Wenn man erfährt, dass man schwanger ist, ist das Letzte, was man annimmt, dass man vier Babys statt eines bekommt. Aber genau das ist mir passiert. Kaum hatte ich mich an den Gedanken gewöhnt, Eltern zu werden und mich von dem Tod meiner Mutter erholt, erfuhr ich, dass ich eine regelrechte Schar von Welpen zur Welt bringen würde.

Ich hatte kaum genug Geld übrig nach all den Krankenhausrechnungen, um ein Baby willkommen zu heißen, aber als ich die Wahrheit herausfand, war ich bereits so verliebt in die winzigen Wesen, die in mir wuchsen, dass ich mir nicht vorstellen konnte, sie aufzugeben. Ich habe sie in den letzten Monaten mit all der Liebe und Fürsorge, die ich besitze, beschützt, aber jetzt lerne ich, dass meine besten Bemühungen nicht ausgereicht haben.
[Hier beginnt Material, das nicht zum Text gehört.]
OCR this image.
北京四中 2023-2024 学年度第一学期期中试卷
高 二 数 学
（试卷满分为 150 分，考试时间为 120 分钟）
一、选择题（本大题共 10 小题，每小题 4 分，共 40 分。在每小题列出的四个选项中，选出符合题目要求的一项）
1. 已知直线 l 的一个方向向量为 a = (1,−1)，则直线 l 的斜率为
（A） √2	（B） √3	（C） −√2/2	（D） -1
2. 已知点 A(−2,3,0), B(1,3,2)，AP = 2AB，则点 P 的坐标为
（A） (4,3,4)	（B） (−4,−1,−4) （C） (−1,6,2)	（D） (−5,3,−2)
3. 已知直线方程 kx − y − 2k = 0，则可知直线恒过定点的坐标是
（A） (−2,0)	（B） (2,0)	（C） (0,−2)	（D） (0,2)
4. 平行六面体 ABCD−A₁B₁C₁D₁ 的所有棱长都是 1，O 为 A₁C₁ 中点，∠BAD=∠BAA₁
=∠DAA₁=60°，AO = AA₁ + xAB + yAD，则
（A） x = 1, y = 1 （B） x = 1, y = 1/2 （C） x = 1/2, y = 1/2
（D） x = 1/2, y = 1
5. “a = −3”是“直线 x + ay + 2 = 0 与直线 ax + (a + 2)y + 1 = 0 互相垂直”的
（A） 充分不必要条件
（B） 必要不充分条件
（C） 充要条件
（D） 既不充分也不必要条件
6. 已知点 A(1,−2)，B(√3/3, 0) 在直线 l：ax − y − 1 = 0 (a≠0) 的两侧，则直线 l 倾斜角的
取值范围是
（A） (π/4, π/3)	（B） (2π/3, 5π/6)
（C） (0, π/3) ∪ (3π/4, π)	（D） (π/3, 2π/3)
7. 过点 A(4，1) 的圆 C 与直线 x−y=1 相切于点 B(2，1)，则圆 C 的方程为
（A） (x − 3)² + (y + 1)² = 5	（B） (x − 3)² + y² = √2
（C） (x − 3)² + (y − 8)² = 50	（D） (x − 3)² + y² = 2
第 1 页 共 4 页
Nach einem traumatischen Kaiserschnitt und mehr Stichen, als ich zählen kann, stellten mir die Krankenschwestern endlich meine Babys vor: zwei Jungen und zwei Mädchen - vorerst zumindest.

Das kleinste Mädchen, nur zwei Drittel so groß wie die anderen Babys, wird nicht lange leben. Sie haben es mir so sanft wie möglich gesagt, aber es gibt keine Möglichkeit, diesen Schlag abzumildern. Meine Jüngste wurde mit einer lebensbedrohlichen Herzkrankheit geboren, und selbst wenn sie irgendwie überlebt, hat sie keine Werwolf-Merkmale. Das spielt für mich natürlich keine Rolle, ich würde sie lieben, selbst wenn sie mit zwei Köpfen geboren wäre. Leider werde ich wahrscheinlich nicht die Chance haben, sie lange zu lieben.

Es sei denn, ein Wunder geschieht, wird meine Tochter die Nacht nicht überleben.